In short, the answer is robust crisis management and disaster recovery planning. Unfortunately, this is something that seems to slip down the boardroom priority list in direct correlation to the size of a company. It’s not that smaller businesses don’t see its value or recognise its importance, but more that they struggle to apportion the necessary resources to implement it effectively.
Contaminated product (recall) insurance can play an important part in an overall crisis management plan. It will help protect your business because it provides a financial safety net and offers access to information, guidance and specialist technical knowledge.
Some have the misconception that contaminated product (recall) insurance extends only to the costs associated with the actual recall and decide to leave this risk on their own balance sheets. But that is the thin end of the wedge when it comes to the extent of the cover, and the costs, they’ll have to bear without it.
Contaminated product (recall) insurance will cover the cost of the recall. It can also cover the insured’s loss of gross profit and business interruption costs that arise from the recall, as well as covering third-party loss costs.
But when a contamination event happens it’s your ability to respond effectively that will play the biggest part in mitigating the potential financial losses and minimising the operational, commercial and reputational impact that it creates.
For example, access to specialist technical advice will allow you to evaluate whether a recall is actually necessary, and if so, how to go about it effectively.
Concurrently, the insurance provides access to expert crisis management and PR advice to ensure all communications surrounding the recall are made quickly, consistently and effectively.
In today’s 24-hour news environment effective communication is incredibly important and will minimise any potential reputational damage emanating from the recall. This is especially critical in the food and beverage industry where brand and brand protection is paramount.
Being able to immediately call upon expert PR advice will prevent you from inadvertently making matters worse through poorly considered, inconsistent and untimely communications.
Indeed, where you manage your communications well and provide a positive and proactive response, there are numerous examples of companies improving their brand’s standing in the wake a crisis.
The food and agri sector has never been more complex. Global sourcing, increasing legislation, and intricate and international supply chains have all played a part in growing the frequency and severity of recall events.

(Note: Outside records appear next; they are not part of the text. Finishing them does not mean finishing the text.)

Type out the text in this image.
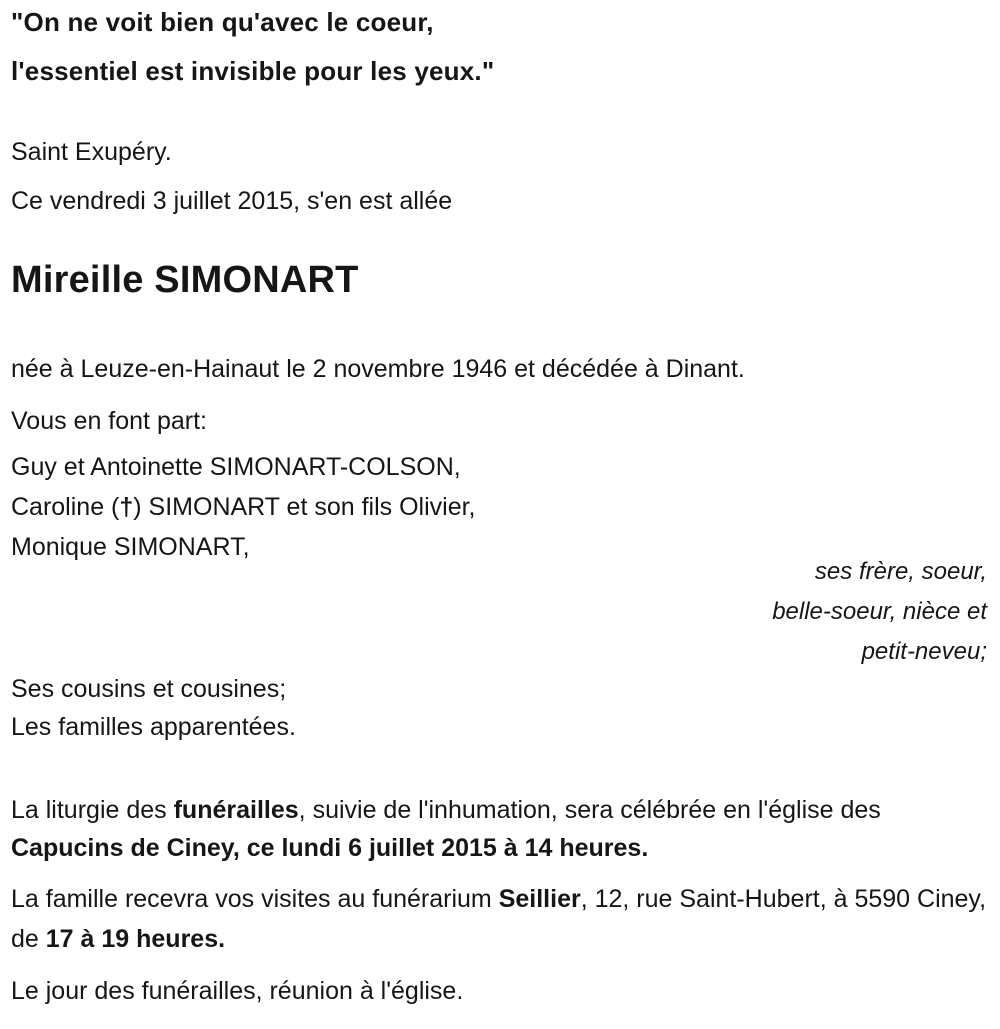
"On ne voit bien qu'avec le coeur,

l'essentiel est invisible pour les yeux."

Saint Exupéry.

Ce vendredi 3 juillet 2015, s'en est allée

Mireille SIMONART

née à Leuze-en-Hainaut le 2 novembre 1946 et décédée à Dinant.

Vous en font part:

Guy et Antoinette SIMONART-COLSON,

Caroline (†) SIMONART et son fils Olivier,

Monique SIMONART,

ses frère, soeur,

belle-soeur, nièce et

petit-neveu;

Ses cousins et cousines;

Les familles apparentées.

La liturgie des funérailles, suivie de l'inhumation, sera célébrée en l'église des Capucins de Ciney, ce lundi 6 juillet 2015 à 14 heures.

La famille recevra vos visites au funérarium Seillier, 12, rue Saint-Hubert, à 5590 Ciney, de 17 à 19 heures.

Le jour des funérailles, réunion à l'église.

Without detailed pre-loss planning it’s difficult to get the immediate response to a contamination event right. Without immediate access to the right expertise it can then be difficult to enact those plans effectively.
In turn, this will make it less likely your company survives the financial impact of such an event or manages to successfully recoup losses from third parties.
If you operate in the food and agri sector then it’s likely a contamination and/or recall will, one day, land on your desk. If you’ve got the right preparations in place, it needn’t turn into a commercial disaster.